On examination he looks well but overweight. He body mass index is 33 kg/m2,waist circumference 106 cm,pulse 72 and regular,blood pressure 145/90 mmHg. The rest of the examination is normal. Urinalysis 1 + glucose but no protein. A random blood glucose (finger pick sample)is 8.5 mmol/L.
1 What would be your diagnostic approach to Kim and what investigations (if any)would you order?
2 What are the unusual aspects about the provisional diagnosis?
1 You would have to consider the diagnosis of type 2 diabetes mellitus in a person who is obese and has a sedentary lifestyle. Diabetes is a massive worldwide problem and increasing at an alarming rate. Kim's random blood glucose of 8.5 mmol/L is not diagnostic of diabetes. Your key investigation would be a fasting blood glucose(FBG). Other appropriate investigations would be fasting lipid studies,kidney function (eGFR)and a glucose tolerance test (depending on the fasting blood glucose).
Box 1
WHO guidelines for diagnosis of diabetes
Fasting blood glucose ≥7 mmol/L
Random blood glucose (post prandial)or 2 hours after 75g glucose load ≥11.1 so need to perform an oral glucose test
If fasting blood glucose is 5.5 -6.9 mmol/L,diabetes is uncertain
2 A feature of type 2 diabetes is that most people with it are asymptomatic. In Kim there was a small amount of glucose in a random urine dipstick test and this pointed to the diagnosis of diabetes but the dipstick test is unreliable and many patients with type 2 diabetes test negative for urinary glucose. This made the screening for diabetes very difficult for those practising before blood glucose estimation became available.

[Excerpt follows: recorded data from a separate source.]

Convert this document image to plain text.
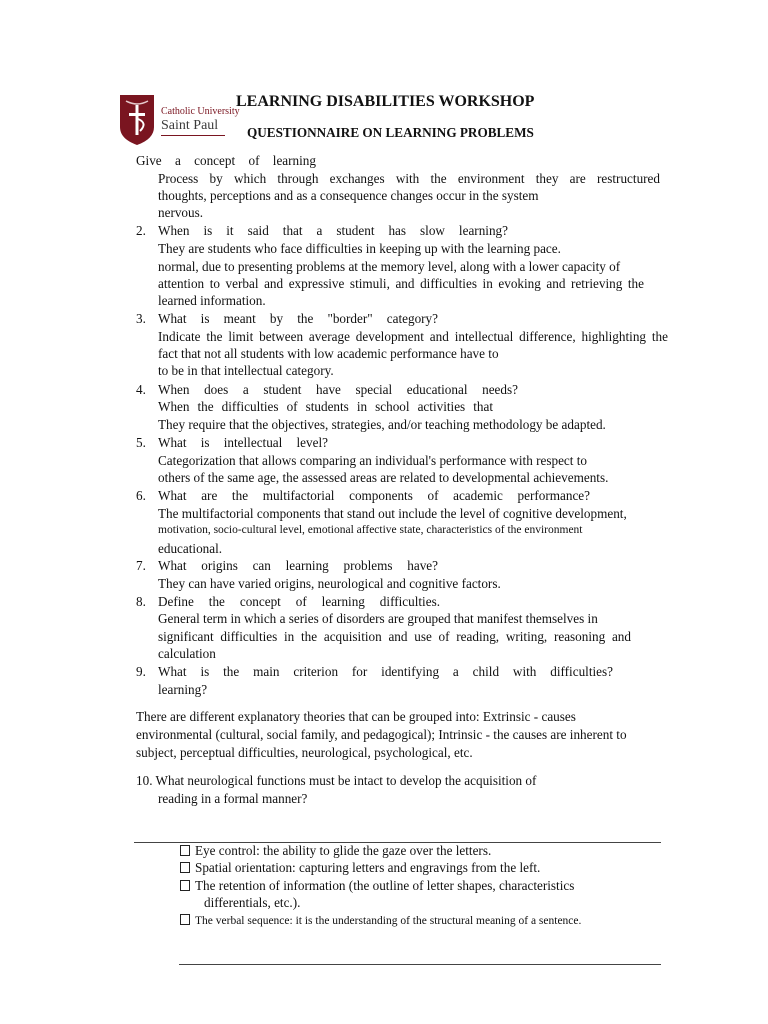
Catholic University
Saint Paul
LEARNING DISABILITIES WORKSHOP
QUESTIONNAIRE ON LEARNING PROBLEMS
Give a concept of learning
Process by which through exchanges with the environment they are restructured
thoughts, perceptions and as a consequence changes occur in the system
nervous.
2. When is it said that a student has slow learning?
They are students who face difficulties in keeping up with the learning pace.
normal, due to presenting problems at the memory level, along with a lower capacity of
attention to verbal and expressive stimuli, and difficulties in evoking and retrieving the
learned information.
3. What is meant by the "border" category?
Indicate the limit between average development and intellectual difference, highlighting the
fact that not all students with low academic performance have to
to be in that intellectual category.
4. When does a student have special educational needs?
When the difficulties of students in school activities that
They require that the objectives, strategies, and/or teaching methodology be adapted.
5. What is intellectual level?
Categorization that allows comparing an individual's performance with respect to
others of the same age, the assessed areas are related to developmental achievements.
6. What are the multifactorial components of academic performance?
The multifactorial components that stand out include the level of cognitive development,
motivation, socio-cultural level, emotional affective state, characteristics of the environment
educational.
7. What origins can learning problems have?
They can have varied origins, neurological and cognitive factors.
8. Define the concept of learning difficulties.
General term in which a series of disorders are grouped that manifest themselves in
significant difficulties in the acquisition and use of reading, writing, reasoning and
calculation
9. What is the main criterion for identifying a child with difficulties?
learning?
There are different explanatory theories that can be grouped into: Extrinsic - causes
environmental (cultural, social family, and pedagogical); Intrinsic - the causes are inherent to
subject, perceptual difficulties, neurological, psychological, etc.
10. What neurological functions must be intact to develop the acquisition of
reading in a formal manner?
Eye control: the ability to glide the gaze over the letters.
Spatial orientation: capturing letters and engravings from the left.
The retention of information (the outline of letter shapes, characteristics
differentials, etc.).
The verbal sequence: it is the understanding of the structural meaning of a sentence.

The results of investigation:FBG 6.7 mmol/L
Glucose tolerance test -2 hour post glucose level 12.8 mmol/L
Lipids (fasting):total cholesterol 5.7 mmol/L,HDL - C 1.0 mmol/L,LDL - C 3.2 mmol/L,triglyceride 1.8 mmol/L,eGFR 100ml/min
3 What is your assessment of Kim's medical condition?
4 Outline your immediate plan of management
3 Kim has type 2 diabetes. His blood glucose level 2 hours postglucose load was 12.8 mmol/L,which is diagnostic of type 2 diabetes. Like so many people he has remained asymptomatic for a long time but he started to develop vague symptoms of tiredness and malaise in line with his changed lifestyle. It is estimated that up to one half of people with diabetes have not yet been diagnosed[1].
4 Immediate plan of management
-Examination:It is important to examine Kim for complications of diabetes since these patients can develop complications by the time of diagnosis[1]. This should include cardiovascular vital signs,the skin,neurological of the feet and retinal examination. Also perform a 'spot' urine examination for microalbumin. A HbA1C estimation is best left to about 2 to 3 months after treatment is initiated.
-Blood pressure:Kim's BP is above the target for people with diabetes (<130/80 mmHg)so if it is not controlled after a reasonable trial of lifestyle modification it would be appropriate to start medication with an angiotensin converting enzyme inhibitor(ACEI).
-Smoking:Kim should be offered information and motivational counselling about quitting smoking.
-Glucose level:a trial of dietary advice and increased physical activity for 8 weeks with monitoring of glucose control and weight during and after this time.
-Cholesterol:Kim's LDL-C is elevated above the ideal target (<2.5)so he could be considered for stain therapy if this level is not improved after a trial of diet and physical activity.
-Oral hypoglycaemic agent:if lifestyle measures do not improve his blood glucose levels consideration should be given to the introduction of medication but it is best to consider the long term and promote control with diet and physical activity.
Reference
1 Dunstan DW,Zmmet PZ,Welborn TA,et al. the rising prevalence of diabetes and impaired glucose tolerance:the Australian Diabetes,Obesity and Lifestyle study. Diabetes Care,2002,25:829 -834.